Bir süre daha arkasından baktıktan sonra yere yığılan ve kafasını omuzlarına kadar sokan Kağan Ay Han'ın yanına doğru yürüdü. Dizlerinin üzerinde oturmasına rağmen halen daha uzundu. Başındaki iki boynuzlu altın tacı donmuştu. Yüzünün her yeri soğuktan kızarmıştı. Gözyaşları onun da tükenmek noktasına gelmişti. İçinden ağlıyor gibiydi. Duyduğu sesler ona T. S'yi hatırlatır şekildeydi. Ne zaman bu haykırışları, sonu gelmeyen bağırmaları duysa hep o günler aklına gelirdi.
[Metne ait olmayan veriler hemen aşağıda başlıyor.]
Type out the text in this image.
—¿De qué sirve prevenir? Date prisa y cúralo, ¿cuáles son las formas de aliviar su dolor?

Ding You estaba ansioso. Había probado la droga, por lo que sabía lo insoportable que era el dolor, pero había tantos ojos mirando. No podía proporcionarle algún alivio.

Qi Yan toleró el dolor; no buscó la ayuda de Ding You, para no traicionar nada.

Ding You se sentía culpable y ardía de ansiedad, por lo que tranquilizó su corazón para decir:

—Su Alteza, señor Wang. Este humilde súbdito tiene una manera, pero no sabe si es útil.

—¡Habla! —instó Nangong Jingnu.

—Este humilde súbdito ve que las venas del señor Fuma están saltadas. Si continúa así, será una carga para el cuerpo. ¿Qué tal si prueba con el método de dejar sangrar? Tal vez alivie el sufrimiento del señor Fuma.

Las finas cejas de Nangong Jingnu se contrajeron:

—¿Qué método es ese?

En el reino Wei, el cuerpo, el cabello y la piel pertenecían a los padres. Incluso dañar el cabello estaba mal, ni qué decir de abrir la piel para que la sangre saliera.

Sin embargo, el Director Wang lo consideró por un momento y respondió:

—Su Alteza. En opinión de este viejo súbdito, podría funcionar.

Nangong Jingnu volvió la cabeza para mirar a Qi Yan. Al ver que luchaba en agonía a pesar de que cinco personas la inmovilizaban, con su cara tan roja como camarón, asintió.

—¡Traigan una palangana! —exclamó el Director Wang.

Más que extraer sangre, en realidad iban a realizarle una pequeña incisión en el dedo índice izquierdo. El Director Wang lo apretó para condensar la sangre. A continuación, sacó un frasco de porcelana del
Babasının nasıl öldüğünü nasıl Tengri Ülgen'in yanına gittiğini hiç unutmamıştı. Kendine o günü unutmayı yasaklamıştı. En son babasının öldüğü zaman bu kadar hüzün kaplamıştı yüreğini. Yanına kadar geldi. Ayakta bekliyordu biraz eğildikten sonra kulağına doğru yaklaştı;" Gümüş tacı hazırlıyorum kağanım." Dedi emir bekler gibi Vezir Baymünke. Duyduğu tek şey bu savaş alanının ağır ve yıkıcı sesleriydi. Tek yapabildiği ağlamak ve kardeşini uğurlamaktı. Onun haricinde hiçbir şey duymuyordu.
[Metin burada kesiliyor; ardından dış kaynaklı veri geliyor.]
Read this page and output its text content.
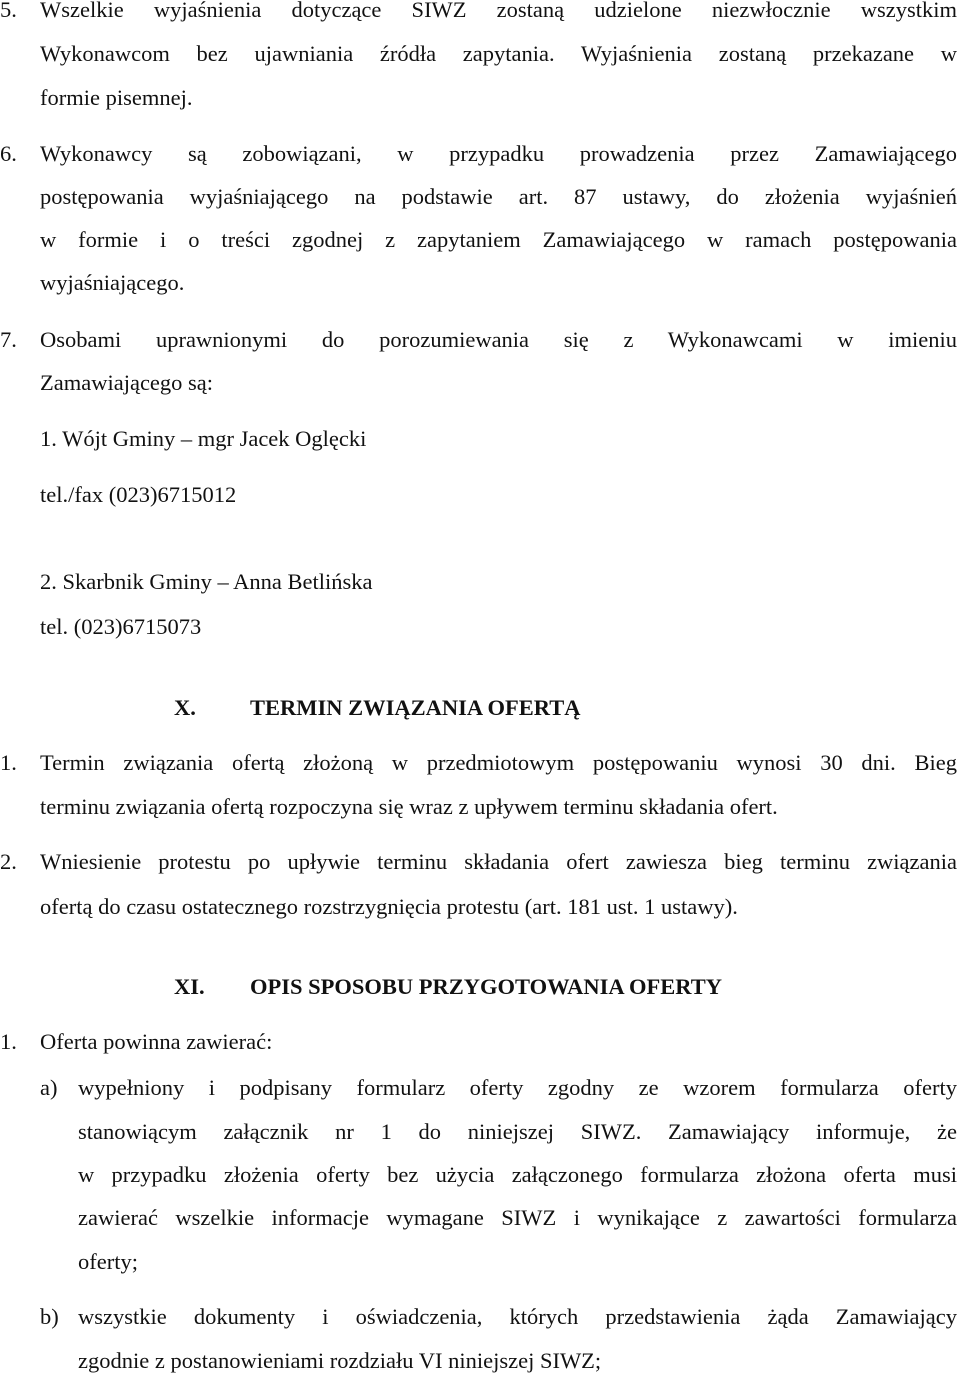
5.	Wszelkie wyjaśnienia dotyczące SIWZ zostaną udzielone niezwłocznie wszystkim
Wykonawcom bez ujawniania źródła zapytania. Wyjaśnienia zostaną przekazane w
formie pisemnej.
6.	Wykonawcy są zobowiązani, w przypadku prowadzenia przez Zamawiającego
postępowania wyjaśniającego na podstawie art. 87 ustawy, do złożenia wyjaśnień
w formie i o treści zgodnej z zapytaniem Zamawiającego w ramach postępowania
wyjaśniającego.
7.	Osobami uprawnionymi do porozumiewania się z Wykonawcami w imieniu
Zamawiającego są:
1. Wójt Gminy – mgr Jacek Oglęcki
tel./fax (023)6715012
2. Skarbnik Gminy – Anna Betlińska
tel. (023)6715073
X. TERMIN ZWIĄZANIA OFERTĄ
1.	Termin związania ofertą złożoną w przedmiotowym postępowaniu wynosi 30 dni. Bieg
terminu związania ofertą rozpoczyna się wraz z upływem terminu składania ofert.
2.	Wniesienie protestu po upływie terminu składania ofert zawiesza bieg terminu związania
ofertą do czasu ostatecznego rozstrzygnięcia protestu (art. 181 ust. 1 ustawy).
XI. OPIS SPOSOBU PRZYGOTOWANIA OFERTY
1.	Oferta powinna zawierać:
a) wypełniony i podpisany formularz oferty zgodny ze wzorem formularza oferty
stanowiącym załącznik nr 1 do niniejszej SIWZ. Zamawiający informuje, że
w przypadku złożenia oferty bez użycia załączonego formularza złożona oferta musi
zawierać wszelkie informacje wymagane SIWZ i wynikające z zawartości formularza
oferty;
b) wszystkie dokumenty i oświadczenia, których przedstawienia żąda Zamawiający
zgodnie z postanowieniami rozdziału VI niniejszej SIWZ;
Vezir Baymünke karşılığında bir cevap alamadığı için kafasını kaldırdı. Kağan Ay Han'ı ilk kez böyle görüyordu. Onun şaşkınlığından eğilmeyi dahi unutmuştu. Aslında ona bu kadar yakın olabilmek bile insanın içine heyecan yüklerdi. Hafifçe doğruldu ve surun kapısına doğru yürüdü. Yürürken etrafına bakarak yürüyordu. Kalabalığın her yerine baktı. Tanıdık yüzler oldukça fazlaydı. Kötü haberi duyan her ev sakini dışarıya koşmuştu. Hanlığın içi tamamen boştu.
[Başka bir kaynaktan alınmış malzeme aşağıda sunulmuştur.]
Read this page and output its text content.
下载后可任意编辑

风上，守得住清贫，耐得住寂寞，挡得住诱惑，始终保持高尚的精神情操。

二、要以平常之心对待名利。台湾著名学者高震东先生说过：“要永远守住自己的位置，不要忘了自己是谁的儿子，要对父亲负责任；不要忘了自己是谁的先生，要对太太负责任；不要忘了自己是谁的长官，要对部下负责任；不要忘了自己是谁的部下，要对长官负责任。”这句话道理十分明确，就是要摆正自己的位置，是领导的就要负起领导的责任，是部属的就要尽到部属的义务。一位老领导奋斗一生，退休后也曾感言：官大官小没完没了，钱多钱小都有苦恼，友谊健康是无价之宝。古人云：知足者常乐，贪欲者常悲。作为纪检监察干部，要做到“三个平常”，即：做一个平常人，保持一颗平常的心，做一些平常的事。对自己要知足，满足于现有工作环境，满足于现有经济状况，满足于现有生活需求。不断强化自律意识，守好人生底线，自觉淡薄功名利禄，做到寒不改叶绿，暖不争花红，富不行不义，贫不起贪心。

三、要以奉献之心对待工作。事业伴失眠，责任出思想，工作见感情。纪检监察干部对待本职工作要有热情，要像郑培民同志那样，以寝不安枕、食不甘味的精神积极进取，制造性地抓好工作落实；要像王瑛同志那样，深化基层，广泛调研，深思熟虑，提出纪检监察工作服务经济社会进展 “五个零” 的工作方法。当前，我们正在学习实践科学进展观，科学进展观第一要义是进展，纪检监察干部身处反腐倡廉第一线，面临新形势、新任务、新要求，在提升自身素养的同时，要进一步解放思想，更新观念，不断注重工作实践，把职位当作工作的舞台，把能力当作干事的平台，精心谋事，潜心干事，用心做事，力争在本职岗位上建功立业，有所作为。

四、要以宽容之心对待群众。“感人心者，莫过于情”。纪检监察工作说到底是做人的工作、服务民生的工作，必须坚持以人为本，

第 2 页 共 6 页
Sol tarafa doğru başını çevirdiğinde ayakta duran önünde beline kadar gelen bastonunu tutan Vezir Kunanbay'ın gördü. Gözlerini dikmiş bir şekilde ona bakıyordu. Vezir Kunanbay'ın ona baktığını gören Vezir Baymünke başını hızlı bir şekilde çevirip kapıya doğru yaklaştı. Kapıyı ilk kez kimse korumuyordu. Sonuna kadar açık bir şekilde duruyordu. Mahşer yerinin en sakin yeri Dağ Han 'lığının içiydi. Yürürken nasıl üşüdüğünü anlayamadı. Sol kolu hafifçe kaşındı.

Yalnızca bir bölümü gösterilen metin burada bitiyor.